Daran, dass es nur einen sehr geringen Prozentsatz an weiblichen Nachwuchskräften im Bereich Informationstechnik und Digitales gibt, zeigt sich auch der Umgang mit diesem wichtigen Thema in Deutschland, so die Referentin. Nach der Pisa-Studie Anfang der 2000er Jahre hat die Bundesrepublik die Technik-Förderung aus dem Auge verloren. „Es wurde einfach mehr Geld in das Erlernen von Lesen, Schreiben und Rechnen gesteckt.“ Beim Feld Künstliche Intelligenz (KI) haben die USA und Japan Deutschland weit überholt. Einzig bei der Herstellung von Industrierobotern sei Deutschland vorne, so Gonsch. Eltern empfahl die Autorin gemeinsam mit ihren Kindern digitale Medien zu entdecken und dazu mit ihnen im Austausch zu bleiben. „Unsere Kinder können das einfach besser. Lassen sie es sich von ihnen zeigen und spielen sie selbst.“ Eltern müssen sich in diese Welt hinein denken, denn Digitale Medien spielen zukünftig eine große Rolle für das Berufsleben.

Mit der Förderung der frühkindlichen Entwicklung setzte sich Armin Pampel, Ärztlicher Leiter des Sozialpädiatrischen Zentrum am Johannes Wesling Klinikum Minden, auseinander. Er beantwortete die Frage „Sind die neuen Medien ein Fortschritt?“ mit Ergebnissen unterschiedlicher wissenschaftlicher Studien. Sie bescheinigen eher negative Effekte. So könnten laut BLIKK-Studie 2017 65 Prozent der Kinder sich nicht länger als zwei Stunden ohne digitale Medien beschäftigen. „Nutzen die Eltern während des Stillens oder Fütterns ihr Smartphone, kann es bei Kleinkindern im Alter von bis zu einem Jahr, zu Fütter- und Einschlafstörungen kommen“, so Pampel. Die DIVSI-Studie von 2015 macht deutlich, dass bereits 15 Prozent der Dreijährigen online sind und Kleinkinder bereits in der Lage sind Suchmaschinen zu benutzen. Der Facharzt für Kinder- und Jugendmedizin mit dem Schwerpunkt Neuropädiatrie machte deutlich, dass die Nutzung von Bildschirmmedien in jedem Fall begleitet werden muss und die Bildschirmzeit begrenzt werden sollte.
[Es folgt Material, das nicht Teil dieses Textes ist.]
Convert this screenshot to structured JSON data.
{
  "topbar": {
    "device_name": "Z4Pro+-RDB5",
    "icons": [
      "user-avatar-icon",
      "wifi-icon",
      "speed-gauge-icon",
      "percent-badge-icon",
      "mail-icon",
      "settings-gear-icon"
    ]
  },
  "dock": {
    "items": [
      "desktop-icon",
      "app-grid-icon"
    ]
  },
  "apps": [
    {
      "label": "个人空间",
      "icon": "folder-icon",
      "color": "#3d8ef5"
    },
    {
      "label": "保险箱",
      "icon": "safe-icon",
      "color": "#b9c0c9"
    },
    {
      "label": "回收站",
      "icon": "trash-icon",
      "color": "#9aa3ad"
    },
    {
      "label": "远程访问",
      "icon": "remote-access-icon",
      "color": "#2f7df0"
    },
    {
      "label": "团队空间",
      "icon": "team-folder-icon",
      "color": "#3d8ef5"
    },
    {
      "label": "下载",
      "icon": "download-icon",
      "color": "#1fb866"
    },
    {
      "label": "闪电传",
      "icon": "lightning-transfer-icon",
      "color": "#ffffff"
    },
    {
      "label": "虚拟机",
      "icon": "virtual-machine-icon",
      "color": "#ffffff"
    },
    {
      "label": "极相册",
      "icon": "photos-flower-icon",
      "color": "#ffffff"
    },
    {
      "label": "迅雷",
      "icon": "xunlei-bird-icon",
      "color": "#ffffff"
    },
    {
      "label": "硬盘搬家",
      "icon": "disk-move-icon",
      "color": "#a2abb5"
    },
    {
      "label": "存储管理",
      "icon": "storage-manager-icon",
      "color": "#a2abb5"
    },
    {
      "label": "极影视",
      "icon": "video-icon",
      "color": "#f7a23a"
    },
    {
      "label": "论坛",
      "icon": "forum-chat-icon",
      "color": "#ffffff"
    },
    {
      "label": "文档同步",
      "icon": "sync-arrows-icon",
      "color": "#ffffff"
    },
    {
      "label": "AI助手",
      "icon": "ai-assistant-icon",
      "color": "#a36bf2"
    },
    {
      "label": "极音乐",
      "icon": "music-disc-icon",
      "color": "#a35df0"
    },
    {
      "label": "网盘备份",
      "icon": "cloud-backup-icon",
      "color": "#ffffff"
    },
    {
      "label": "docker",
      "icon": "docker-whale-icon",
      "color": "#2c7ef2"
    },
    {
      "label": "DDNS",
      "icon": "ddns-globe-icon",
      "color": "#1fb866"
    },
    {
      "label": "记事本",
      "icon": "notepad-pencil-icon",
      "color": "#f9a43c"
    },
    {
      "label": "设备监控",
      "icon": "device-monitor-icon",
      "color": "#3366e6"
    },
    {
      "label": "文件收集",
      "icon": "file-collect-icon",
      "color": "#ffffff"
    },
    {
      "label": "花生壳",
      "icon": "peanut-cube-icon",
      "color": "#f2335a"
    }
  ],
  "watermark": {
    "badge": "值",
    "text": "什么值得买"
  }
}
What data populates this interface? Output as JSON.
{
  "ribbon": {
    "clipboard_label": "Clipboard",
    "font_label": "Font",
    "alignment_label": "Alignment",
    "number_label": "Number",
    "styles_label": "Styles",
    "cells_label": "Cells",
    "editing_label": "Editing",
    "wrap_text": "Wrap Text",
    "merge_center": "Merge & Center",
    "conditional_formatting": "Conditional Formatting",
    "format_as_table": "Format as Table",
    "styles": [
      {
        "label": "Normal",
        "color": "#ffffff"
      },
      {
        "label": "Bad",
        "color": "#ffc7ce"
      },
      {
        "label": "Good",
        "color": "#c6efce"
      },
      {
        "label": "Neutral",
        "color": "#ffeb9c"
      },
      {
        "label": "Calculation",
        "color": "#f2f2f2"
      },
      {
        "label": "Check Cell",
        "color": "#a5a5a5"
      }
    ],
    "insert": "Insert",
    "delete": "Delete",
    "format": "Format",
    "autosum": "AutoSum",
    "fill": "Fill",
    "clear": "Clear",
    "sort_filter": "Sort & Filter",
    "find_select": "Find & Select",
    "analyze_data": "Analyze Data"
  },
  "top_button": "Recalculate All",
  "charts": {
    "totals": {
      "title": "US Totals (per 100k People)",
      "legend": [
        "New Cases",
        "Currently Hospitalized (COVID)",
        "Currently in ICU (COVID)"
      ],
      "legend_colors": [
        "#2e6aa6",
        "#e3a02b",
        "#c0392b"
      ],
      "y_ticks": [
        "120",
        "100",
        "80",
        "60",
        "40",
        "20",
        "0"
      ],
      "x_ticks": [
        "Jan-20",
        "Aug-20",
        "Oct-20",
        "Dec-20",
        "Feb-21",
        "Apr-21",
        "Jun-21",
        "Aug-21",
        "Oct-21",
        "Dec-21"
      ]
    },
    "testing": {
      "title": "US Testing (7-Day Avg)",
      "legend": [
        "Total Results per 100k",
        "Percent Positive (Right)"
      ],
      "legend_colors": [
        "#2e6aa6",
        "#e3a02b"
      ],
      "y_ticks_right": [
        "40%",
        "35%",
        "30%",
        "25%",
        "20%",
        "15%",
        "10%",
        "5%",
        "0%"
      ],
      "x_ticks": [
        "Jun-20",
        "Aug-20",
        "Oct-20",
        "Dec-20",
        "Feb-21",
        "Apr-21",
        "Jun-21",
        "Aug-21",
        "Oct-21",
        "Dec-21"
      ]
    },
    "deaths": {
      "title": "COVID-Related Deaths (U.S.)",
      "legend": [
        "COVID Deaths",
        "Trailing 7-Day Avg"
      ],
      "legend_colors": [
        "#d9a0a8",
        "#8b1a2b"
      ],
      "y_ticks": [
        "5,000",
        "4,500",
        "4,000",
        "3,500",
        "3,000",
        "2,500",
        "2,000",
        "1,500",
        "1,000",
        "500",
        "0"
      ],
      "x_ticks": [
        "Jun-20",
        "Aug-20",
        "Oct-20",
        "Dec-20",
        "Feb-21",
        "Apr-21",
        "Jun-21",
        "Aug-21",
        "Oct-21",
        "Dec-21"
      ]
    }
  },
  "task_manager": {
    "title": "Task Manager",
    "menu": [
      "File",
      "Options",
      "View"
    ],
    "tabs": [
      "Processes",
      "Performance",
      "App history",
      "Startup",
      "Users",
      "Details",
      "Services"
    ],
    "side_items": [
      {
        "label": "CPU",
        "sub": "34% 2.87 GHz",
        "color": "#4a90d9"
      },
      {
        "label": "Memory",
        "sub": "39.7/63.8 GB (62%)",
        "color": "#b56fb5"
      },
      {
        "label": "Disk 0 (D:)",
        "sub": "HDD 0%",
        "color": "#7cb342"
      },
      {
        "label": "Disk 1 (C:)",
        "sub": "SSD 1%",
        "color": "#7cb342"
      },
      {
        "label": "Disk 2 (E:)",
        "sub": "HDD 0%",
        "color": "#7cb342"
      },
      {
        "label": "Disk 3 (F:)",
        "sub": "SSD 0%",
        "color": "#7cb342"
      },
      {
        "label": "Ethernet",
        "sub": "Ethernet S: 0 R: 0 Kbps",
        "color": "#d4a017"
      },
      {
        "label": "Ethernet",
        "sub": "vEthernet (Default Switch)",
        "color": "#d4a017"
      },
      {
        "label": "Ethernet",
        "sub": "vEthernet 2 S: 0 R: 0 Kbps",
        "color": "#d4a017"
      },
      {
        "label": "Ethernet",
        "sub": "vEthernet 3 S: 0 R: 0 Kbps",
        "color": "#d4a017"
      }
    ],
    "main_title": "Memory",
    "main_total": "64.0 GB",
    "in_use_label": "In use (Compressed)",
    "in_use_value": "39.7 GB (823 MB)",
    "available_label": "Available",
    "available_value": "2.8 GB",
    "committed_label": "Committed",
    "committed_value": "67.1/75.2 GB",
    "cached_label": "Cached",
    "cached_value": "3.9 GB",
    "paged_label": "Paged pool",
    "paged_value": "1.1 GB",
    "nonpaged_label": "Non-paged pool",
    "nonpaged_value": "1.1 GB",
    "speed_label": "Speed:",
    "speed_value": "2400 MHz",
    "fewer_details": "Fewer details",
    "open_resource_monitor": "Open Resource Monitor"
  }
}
„Werden sie zu Medienforschern in der eigenen Familie“, lud Susanne Johanning, Pädagogische Leitung der Medienwerkstatt Minden-Lübbecke e.V. in ihrem Vortrag ein. „Und stellen sie sich immer die Frage: „Wer nutzt wann und warum welche Medien“, ergänzte sie. Die Fachfrau für Medien betonte, dass ein kompetenter und sensibler Umgang mit dem Thema wichtig ist. Die Bildungsangebote der Medienwerkstatt ermöglichen Eltern und Pädagogen hier sich viele wertvolle Kompetenzen aneignen zu können. Benjamin Wockenfuß beschäftigte sich anschließend damit, wie eine „Digitale Balance“ im Leben entstehen kann. Er betonte, dass Medienkompetenz nicht mit Gerätekompetenz verwechselt werden sollte. Trotz all der „Digitalen Medien“ sei es für Kinder wichtig auch bei ihrem Körper zu sein und ganzheitliche Erfahrungen in der analogen Welt zu machen. Das zeigt auch der praxisbezogene Ansatz des von ihm gegründeten Projektes DigiKids. Dem Social Media Manager und Suchtherapeuten ist es wichtig, dass Kinder dazu befähigt werden, sich in digitalen Lebensräumen souverän zu bewegen, anstatt von ihnen beherrscht zu werden. Zum Schluss des ausgebuchten Fachtages waren sich alle einig: Eltern brauchen Handlungssicherheit, denn medienkompetente Kinder brauchen medienkompetente Eltern.